In reality, I am a largely self-taught cook, challenging myself to learn and try new things. Astonishingly often things work out, and I bask in the joy of my friends and family as they enjoy what I cook. But then there are the other times, those times when I wish I could order out, or cry, or both. You know what I mean if you have ever tried to learn anything new, or even if you have done something perfectly nine hundred ninety nine times, only to have the thousandth time flop. I would like nothing better than to enroll my failures in the witness protection program, but then this wouldn’t be a blog, and would instead be a brag.
Today was one of those days when things didn’t go according to plan. I have been baking scratch cakes for a few months, with homemade chocolate butter-cream icing. The cakes have been received with raves, as they are all-natural, moist, etc. Tonight we have a friend coming over for her birthday cake (her Birthday was earlier this week, but this was the night we could get together). I am serving homemade lasagna, home-baked bread/garlic toast, iced tea, and cake. Everything seems to be rolling along, until. I ran out of powdered sugar and was just a bit short for the icing. I panic, breath, then go to my friend the internet. I found and followed the instructions to powder sugar in your blender, and there is where things go a little bit wrong.
Most of what I have in my kitchen fall in to three categories.
1. Spectacular items that we have managed to purchase.
2. Items that are not intended for the uses that they are called upon to fulfill, but somehow we muddle through (I often refer to this as MacGyver-ing).
3. Absolute crap. Something that was supposed to be wonderful, but is not.

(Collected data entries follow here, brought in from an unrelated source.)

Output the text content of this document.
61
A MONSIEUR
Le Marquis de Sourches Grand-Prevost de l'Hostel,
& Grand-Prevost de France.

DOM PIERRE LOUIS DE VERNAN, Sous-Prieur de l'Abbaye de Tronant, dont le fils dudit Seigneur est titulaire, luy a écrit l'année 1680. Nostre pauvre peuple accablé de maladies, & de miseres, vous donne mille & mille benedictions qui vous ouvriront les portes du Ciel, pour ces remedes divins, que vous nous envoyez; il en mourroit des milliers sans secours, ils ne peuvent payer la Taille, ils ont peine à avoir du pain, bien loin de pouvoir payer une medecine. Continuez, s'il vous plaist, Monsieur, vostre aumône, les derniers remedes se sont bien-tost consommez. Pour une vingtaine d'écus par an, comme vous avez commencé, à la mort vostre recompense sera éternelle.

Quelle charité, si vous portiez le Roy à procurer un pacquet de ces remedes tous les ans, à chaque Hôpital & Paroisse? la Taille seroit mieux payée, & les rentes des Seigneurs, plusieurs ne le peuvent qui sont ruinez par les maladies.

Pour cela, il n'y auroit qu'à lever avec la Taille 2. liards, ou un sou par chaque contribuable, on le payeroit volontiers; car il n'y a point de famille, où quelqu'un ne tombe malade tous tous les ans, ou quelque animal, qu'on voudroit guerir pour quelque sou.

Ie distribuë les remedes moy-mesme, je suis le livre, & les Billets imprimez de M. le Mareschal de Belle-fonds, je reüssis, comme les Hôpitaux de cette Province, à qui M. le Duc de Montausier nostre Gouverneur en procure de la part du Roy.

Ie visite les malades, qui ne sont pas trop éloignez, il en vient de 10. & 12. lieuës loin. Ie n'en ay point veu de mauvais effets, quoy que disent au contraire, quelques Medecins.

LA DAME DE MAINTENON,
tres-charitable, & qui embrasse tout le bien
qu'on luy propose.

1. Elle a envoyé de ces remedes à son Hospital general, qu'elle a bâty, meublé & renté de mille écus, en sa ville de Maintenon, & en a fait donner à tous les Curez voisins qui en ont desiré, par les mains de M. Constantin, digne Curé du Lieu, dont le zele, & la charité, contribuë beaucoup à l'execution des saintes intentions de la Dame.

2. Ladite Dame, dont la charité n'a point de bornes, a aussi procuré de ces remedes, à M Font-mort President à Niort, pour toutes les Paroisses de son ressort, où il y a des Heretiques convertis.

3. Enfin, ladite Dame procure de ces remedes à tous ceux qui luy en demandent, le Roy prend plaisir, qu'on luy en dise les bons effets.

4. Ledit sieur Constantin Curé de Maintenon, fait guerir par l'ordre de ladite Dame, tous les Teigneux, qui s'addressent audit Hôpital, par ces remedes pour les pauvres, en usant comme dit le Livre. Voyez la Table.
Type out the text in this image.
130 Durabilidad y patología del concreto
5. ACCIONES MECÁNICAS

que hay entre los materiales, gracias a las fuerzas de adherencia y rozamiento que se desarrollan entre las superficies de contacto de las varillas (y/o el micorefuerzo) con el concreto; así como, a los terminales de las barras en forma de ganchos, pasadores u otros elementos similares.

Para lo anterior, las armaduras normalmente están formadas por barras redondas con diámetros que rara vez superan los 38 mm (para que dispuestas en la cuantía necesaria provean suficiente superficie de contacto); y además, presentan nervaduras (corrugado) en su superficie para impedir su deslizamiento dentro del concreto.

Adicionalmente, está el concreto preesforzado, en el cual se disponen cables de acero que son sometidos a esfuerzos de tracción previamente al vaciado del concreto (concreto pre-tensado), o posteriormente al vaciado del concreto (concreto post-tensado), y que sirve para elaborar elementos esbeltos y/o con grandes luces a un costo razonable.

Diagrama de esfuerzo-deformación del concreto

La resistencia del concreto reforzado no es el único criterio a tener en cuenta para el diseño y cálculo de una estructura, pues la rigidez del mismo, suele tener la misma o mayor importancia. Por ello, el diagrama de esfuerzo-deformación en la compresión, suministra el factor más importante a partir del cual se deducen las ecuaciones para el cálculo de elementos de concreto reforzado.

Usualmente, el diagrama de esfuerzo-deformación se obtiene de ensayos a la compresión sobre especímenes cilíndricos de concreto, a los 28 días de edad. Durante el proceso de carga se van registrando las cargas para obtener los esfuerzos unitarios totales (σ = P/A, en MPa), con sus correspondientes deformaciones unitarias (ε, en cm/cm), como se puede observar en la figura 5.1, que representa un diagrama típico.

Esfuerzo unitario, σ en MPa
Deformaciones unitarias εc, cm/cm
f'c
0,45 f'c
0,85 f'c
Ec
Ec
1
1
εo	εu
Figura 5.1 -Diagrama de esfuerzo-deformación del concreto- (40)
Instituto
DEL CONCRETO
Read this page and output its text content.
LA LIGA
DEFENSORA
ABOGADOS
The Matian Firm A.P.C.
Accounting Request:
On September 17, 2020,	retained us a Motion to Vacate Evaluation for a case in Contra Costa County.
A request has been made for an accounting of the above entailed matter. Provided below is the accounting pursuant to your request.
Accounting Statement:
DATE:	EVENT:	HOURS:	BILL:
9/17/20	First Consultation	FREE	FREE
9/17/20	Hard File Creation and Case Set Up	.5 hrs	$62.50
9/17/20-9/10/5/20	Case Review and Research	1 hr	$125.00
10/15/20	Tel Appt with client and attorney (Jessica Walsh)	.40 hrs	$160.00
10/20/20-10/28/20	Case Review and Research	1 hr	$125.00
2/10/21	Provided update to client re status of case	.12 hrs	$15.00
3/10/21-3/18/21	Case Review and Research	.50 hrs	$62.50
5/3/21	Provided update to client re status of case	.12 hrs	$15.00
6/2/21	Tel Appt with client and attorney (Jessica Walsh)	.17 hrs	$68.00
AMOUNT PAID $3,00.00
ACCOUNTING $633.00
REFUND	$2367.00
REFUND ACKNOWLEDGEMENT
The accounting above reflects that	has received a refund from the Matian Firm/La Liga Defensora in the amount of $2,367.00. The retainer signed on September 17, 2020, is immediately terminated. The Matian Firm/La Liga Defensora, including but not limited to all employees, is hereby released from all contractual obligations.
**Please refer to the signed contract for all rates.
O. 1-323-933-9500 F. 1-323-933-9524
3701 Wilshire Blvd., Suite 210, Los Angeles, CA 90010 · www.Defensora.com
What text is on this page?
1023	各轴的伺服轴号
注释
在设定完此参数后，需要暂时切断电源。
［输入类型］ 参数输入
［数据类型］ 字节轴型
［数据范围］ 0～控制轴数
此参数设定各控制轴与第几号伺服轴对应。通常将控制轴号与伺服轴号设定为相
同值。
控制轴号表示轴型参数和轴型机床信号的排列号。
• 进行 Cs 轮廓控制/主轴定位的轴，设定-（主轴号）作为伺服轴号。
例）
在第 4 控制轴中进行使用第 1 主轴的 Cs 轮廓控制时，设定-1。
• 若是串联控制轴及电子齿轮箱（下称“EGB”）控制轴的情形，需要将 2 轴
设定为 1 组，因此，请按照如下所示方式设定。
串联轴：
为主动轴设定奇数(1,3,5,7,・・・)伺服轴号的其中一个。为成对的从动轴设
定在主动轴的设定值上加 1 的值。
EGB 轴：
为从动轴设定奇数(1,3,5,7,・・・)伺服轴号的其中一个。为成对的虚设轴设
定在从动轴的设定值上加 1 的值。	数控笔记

My blender falls under that third description. There is no love lost on either side. For one thing it is loud... seriously loud. I literally wear a pair of foam ear plugs and a set of gun range ear protection to use this thing. It also doesn’t really work that well. I have to tilt the entire blender back and forth to get it to actually pull ingredients into the blades. (If anyone ever makes a video of me using this thing, I will probably have to apply for Canadian citizenship, but I am sure it is quite a picture.) Anyway, I gave it a go, and it seemed to be okay. That is of course until I tried the icing. Imagine fine grain beach sand, if that sand could actually melt to taste good. That is this icing. I am hoping that the moisture from the icing will reduce the grainy texture, given enough time. To this end, I am hoping to stall dessert for a while, LOL.
I actually didn’t have to work to stall dessert. The lasagna and fresh bread garlic toast (firsts and seconds) gave the icing some time to improve. It did, but it was still not as smooth as usual. That said, everyone seemed to enjoy it anyway, but my pride still took a small hit. (I am often told that I am my own worst critic, but I always want to give my very best for friends and family.) Ah well, lessons learned:
1. Don’t run out of powdered sugar (or whatever ingredient is needed at the moment).
2. If I do run out, figure out a way to use a small appliance that cooperates more than the blender (or acquire a more cooperative blender).
My advice, and this is really secondhand advice from my wife, is to not point out any perceived errors on your part until after the meal. My experience has been with stuff I've made in the forge, I see all sorts of warts and mistakes. But Jill convinced me finally to let other folks decide if it is 'good' or not.
Afterwards you can ask leading questions and see if your 'mistake' was detected or not.
Good advice, and noted. It does seem to be easier said than done, no? I guess that it isn't all bad, though, since that little voice that wants perfection will always keep us pushing to do our best.